On June 16, 2022, Cleveland Medical Devices Inc. ("Cleveland Medical") filed suit for patent infringement against ResMed Inc. in the United States District Court for the District of Delaware, case no. 1:22-cv-00794. Cleveland Medical asserts that numerous ResMed connected devices, when combined with certain ResMed data platforms and/or software, including AirView and ResScan, infringe one or more of eight Cleveland Medical patents, including U.S. Patent Nos. 10,076,269; 10,426,399; 10,925,535; 11,064,937; 10,028,698; 10,478,118; 11,202,603; and 11,234,637. We have moved to dismiss the action because Cleveland Medical sued the wrong ResMed entity. We have also moved to dismiss all claims based on U.S. Patent No. 10,076,269, as well as indirect and willful infringement allegations as to the remaining patents asserted against ResMed.
Based on currently available information, we are unable to make a reasonable estimate of loss or range of losses, if any, arising from matters that remain open.
Contingent Obligations Under Recourse Provisions
We use independent financing institutions to offer some of our customers financing for the purchase of some of our products. Under these arrangements, if the customer qualifies under the financing institutions’ credit criteria and finances the transaction, the customers repay the financing institution on a fixed payment plan. For some of these arrangements, the customer’s receivable balance is with limited recourse whereby we are responsible for repaying the financing company should the customer default. We record a contingent provision, which is estimated based on historical default rates. This is applied to receivables sold with recourse and is recorded in accrued expenses.

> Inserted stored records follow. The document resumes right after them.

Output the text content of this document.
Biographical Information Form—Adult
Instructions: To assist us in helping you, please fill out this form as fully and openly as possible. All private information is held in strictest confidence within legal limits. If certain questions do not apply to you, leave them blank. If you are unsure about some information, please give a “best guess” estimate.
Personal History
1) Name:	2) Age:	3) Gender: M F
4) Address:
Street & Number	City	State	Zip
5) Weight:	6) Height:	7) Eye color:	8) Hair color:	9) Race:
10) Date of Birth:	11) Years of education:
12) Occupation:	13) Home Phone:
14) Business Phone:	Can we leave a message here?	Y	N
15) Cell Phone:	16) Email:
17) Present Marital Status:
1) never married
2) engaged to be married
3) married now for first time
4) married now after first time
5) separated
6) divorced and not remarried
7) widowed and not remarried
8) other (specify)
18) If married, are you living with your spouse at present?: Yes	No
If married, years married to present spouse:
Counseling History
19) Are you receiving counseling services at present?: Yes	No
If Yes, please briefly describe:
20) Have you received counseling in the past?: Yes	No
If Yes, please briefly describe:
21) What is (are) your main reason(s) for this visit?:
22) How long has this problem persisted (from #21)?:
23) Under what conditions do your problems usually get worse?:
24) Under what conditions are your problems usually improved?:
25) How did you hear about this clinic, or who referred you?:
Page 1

During the three months ended September 30, 2022 and September 30, 2021, receivables sold with limited recourse were $39.9 million and $49.5 million, respectively. As of September 30, 2022, the maximum exposure on outstanding receivables sold with recourse and contingent provision were $22.4 million and $1.2 million, respectively. As of June 30, 2022, the maximum exposure on outstanding receivables sold with recourse and contingent provision were $24.2 million and $2.1 million, respectively.
Commitments
In June 2022 we signed a definitive agreement to acquire MEDIFOX DAN which is expected to close during our fiscal year 2023. The MEDIFOX DAN acquisition remains subject to regulatory clearances and other customary closing conditions. Upon closing, acquisition consideration of EUR 950 million will be paid, in part, with funds available for draw under our Revolving Credit Agreement.